Pour l'Administrateur Ad Hoc (Mineurs)
S'agissant de l'administrateur ad hoc, chargé de représenter un mineur, il doit en principe être choisi parmi les membres de la famille ou les proches du mineur. Lorsque cela est impossible et dans l'intérêt de l'enfant, le juge peut désigner un professionnel figurant sur la liste de l'article R. 53 du Code de procédure pénale. Les administrateurs ad hoc professionnels peuvent être des personnes physiques qui se sont signalées comme présentant un intérêt aux questions de l'enfance et par leur compétence en la matière, ainsi que des personnes morales (associations de défense des droits des enfants victimes d'infractions en particulier).
Le juge peut-il désigner une autre personne, notamment un professionnel qui ne figurerait pas sur la liste ? Dans un arrêt du 25 octobre 2005, la première chambre civile a répondu positivement à cette interrogation, la désignation de l'administrateur ad hoc parmi les personnes figurant sur la liste de l'article R. 53 n'étant pour le juge qu'une simple faculté. Ce pouvoir discrétionnaire du juge dans la désignation de l'administrateur ad hoc offre une certaine flexibilité pour assurer au mieux les intérêts du mineur.
Pour le Tuteur Ad Hoc et le Curateur Ad Hoc (Majeurs Protégés)
Ce pouvoir discrétionnaire du juge dans la désignation de l'administrateur ad hoc ne se retrouve pas de la même manière en droit des majeurs protégés. Le juge du contentieux de la protection amené à désigner un curateur ou un tuteur ad hoc sera tenu de respecter les dispositions des articles 448 et suivants du Code civil. Le protecteur ad hoc sera choisi parmi les membres de la famille ou les proches du majeur protégé ou, à défaut et dans l'intérêt du majeur, sera un mandataire judiciaire à la protection des majeurs (MJPM). À ce titre, le juge ne pourrait faire obstacle au "monopole" des MJPM en désignant un autre professionnel comme protecteur ad hoc, garantissant ainsi une expertise et une conformité aux cadres légaux spécifiques à la protection des majeurs.
L'Étendue des Missions du Protecteur Ad Hoc
La mission première du protecteur ad hoc, qu'il s'agisse de l'administrateur ad hoc ou du tuteur ad hoc, est de représenter les intérêts du mineur ou du majeur protégé en lieu et place du protecteur "naturel" lorsque ce dernier est en situation d'opposition d'intérêts. Le curateur ad hoc sera quant à lui chargé d'assister le majeur protégé dans ces situations. Son rôle est nécessairement temporaire et son mandat est circonscrit : le protecteur ad hoc n'agira que pour un ou plusieurs actes désignés par le juge.
L'administrateur ad hoc, représentant les intérêts du mineur, a les mêmes pouvoirs qu'un administrateur légal.
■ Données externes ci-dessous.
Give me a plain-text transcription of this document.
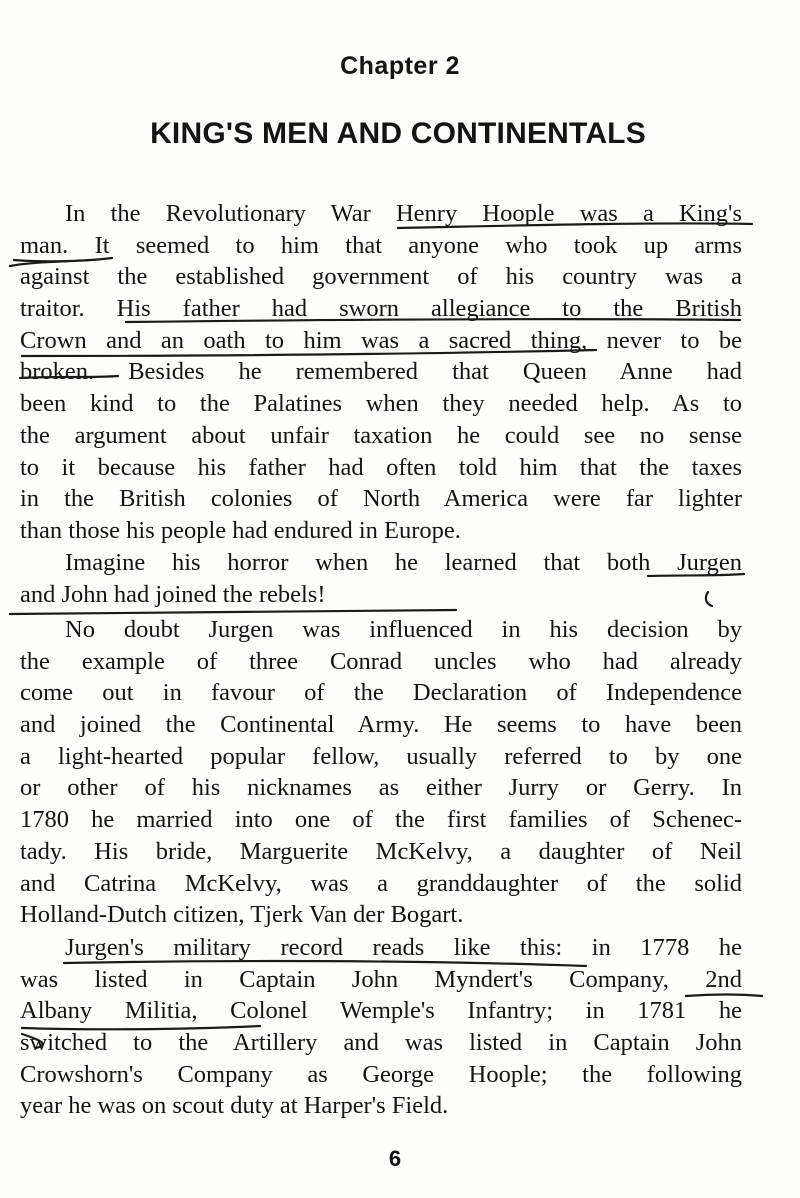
Chapter 2
KING'S MEN AND CONTINENTALS
In the Revolutionary War Henry Hoople was a King's
man. It seemed to him that anyone who took up arms
against the established government of his country was a
traitor. His father had sworn allegiance to the British
Crown and an oath to him was a sacred thing, never to be
broken. Besides he remembered that Queen Anne had
been kind to the Palatines when they needed help. As to
the argument about unfair taxation he could see no sense
to it because his father had often told him that the taxes
in the British colonies of North America were far lighter
than those his people had endured in Europe.
Imagine his horror when he learned that both Jurgen
and John had joined the rebels!
No doubt Jurgen was influenced in his decision by
the example of three Conrad uncles who had already
come out in favour of the Declaration of Independence
and joined the Continental Army. He seems to have been
a light-hearted popular fellow, usually referred to by one
or other of his nicknames as either Jurry or Gerry. In
1780 he married into one of the first families of Schenec-
tady. His bride, Marguerite McKelvy, a daughter of Neil
and Catrina McKelvy, was a granddaughter of the solid
Holland-Dutch citizen, Tjerk Van der Bogart.
Jurgen's military record reads like this: in 1778 he
was listed in Captain John Myndert's Company, 2nd
Albany Militia, Colonel Wemple's Infantry; in 1781 he
switched to the Artillery and was listed in Captain John
Crowshorn's Company as George Hoople; the following
year he was on scout duty at Harper's Field.
6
Certains actes, considérés comme les plus graves, devront être accomplis avec l'autorisation du juge des tutelles (autorisation qu'il aura obtenue en vertu de son mandat, puisque ce dernier est limité aux actes déterminés par le juge). Il en va ainsi de la vente d'un immeuble ou d'un fonds de commerce appartenant au mineur. D'autres actes lui seront interdits, tels que l'aliénation gratuite de biens du mineur ou le transfert de biens du mineur dans un patrimoine fiduciaire, assurant ainsi une protection rigoureuse des biens du mineur.
Si initialement la mission du protecteur ad hoc était limitée à la gestion patrimoniale des biens, du mineur en particulier, elle a été ensuite étendue à la protection de la personne. Ce même mouvement s'observe en droit des majeurs protégés, avec la consécration légale par l'article 415 du Code civil du principe selon lequel la protection de la personne fait partie intégrante de la mission des organes de protection.